About the Pacific ‘Ring of fire-
- The Pacific ‘Ring of Fire’ or Pacific rim, or the Circum-Pacific Belt, is an area along the Pacific Ocean.
- It is a long horseshoe-shaped seismically active belt of earthquake epicenters, volcanoes, and tectonic plate boundaries.
- It is home to about 75 per cent of the world’s volcanoes i.e,. more than 450 volcanoes.
- Also, about 90 per cent of the world’s earthquakes occur here.
- Its length is over 40,000 kilometers and traces from New Zealand clockwise in an almost circular arc covering Tonga, Kermadec Islands, Indonesia, moving up to the Philippines, Japan, and stretching eastward to the Aleutian Islands, then southward along the western coast of North America and South America.
- The area is along several tectonic plates including the Pacific plate, Philippine Plate, Juan de Fuca plate, Cocos plate, Nazca plate, and North American plate.
- The movement of these plates or tectonic activity makes the area witness abundant earthquakes and tsunamis every year.
- Along much of the Ring of Fire, tectonic plates move towards each other creating subduction zones.

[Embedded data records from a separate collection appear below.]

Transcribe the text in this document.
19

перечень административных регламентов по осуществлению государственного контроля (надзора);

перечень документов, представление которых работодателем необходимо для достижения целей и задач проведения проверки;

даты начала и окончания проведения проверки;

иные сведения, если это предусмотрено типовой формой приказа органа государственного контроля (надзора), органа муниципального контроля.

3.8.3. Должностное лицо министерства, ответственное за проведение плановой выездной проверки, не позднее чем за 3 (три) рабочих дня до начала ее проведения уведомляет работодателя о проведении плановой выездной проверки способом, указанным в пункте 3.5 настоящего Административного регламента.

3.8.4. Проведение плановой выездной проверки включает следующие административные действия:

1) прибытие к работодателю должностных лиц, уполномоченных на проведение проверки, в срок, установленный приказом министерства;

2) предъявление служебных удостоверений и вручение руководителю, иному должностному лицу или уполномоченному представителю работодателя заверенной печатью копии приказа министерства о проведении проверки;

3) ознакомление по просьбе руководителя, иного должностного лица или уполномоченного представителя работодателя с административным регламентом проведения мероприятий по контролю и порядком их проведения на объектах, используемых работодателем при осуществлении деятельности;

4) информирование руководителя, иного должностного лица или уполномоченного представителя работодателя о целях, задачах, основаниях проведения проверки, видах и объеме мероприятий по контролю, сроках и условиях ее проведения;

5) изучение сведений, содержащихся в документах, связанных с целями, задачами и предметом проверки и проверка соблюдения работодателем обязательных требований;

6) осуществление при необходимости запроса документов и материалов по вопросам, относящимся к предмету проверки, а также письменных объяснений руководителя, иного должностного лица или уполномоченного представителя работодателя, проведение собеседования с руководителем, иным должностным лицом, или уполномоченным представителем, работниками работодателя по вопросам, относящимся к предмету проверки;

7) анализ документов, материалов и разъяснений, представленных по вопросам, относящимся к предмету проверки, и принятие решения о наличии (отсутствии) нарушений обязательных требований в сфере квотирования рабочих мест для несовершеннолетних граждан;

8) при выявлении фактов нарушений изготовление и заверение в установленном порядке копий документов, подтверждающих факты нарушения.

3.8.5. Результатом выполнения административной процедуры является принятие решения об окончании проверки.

- This is a very slow process – a movement of just one or two inches per year.
- As this subduction happens, rocks melt, become magma and move to Earth’s surface and cause volcanic activity.
- Subduction zones are also where most of the violent earthquakes on the planet occur.
- Major volcanic events that have occurred within the Ring of Fire since 1800 included the eruptions of Mount Tambora (1815), Krakatoa (1883), Novarupta (1912), Mount Saint Helens (1980), Mount Ruiz (1985), and Mount Pinatubo (1991).
- The Ring of Fire has been the setting for several of the largest earthquakes in recorded history, including the Chile earthquake of 1960, the Alaska earthquake of 1964, the Chile earthquake of 2010, and the Japan earthquake of 2011 as well as the earthquake that produced the devastating Indian Ocean tsunami of 2004.
- The December 26, 2004 earthquake occurred along the subduction zone where the Indian Plate was subducted beneath the Burma plate.
- In the case of Tonga, the Pacific Plate was pushed down below the Indo-Australian Plate and Tonga plate, causing the molten rock to rise above and form the chain of volcanoes.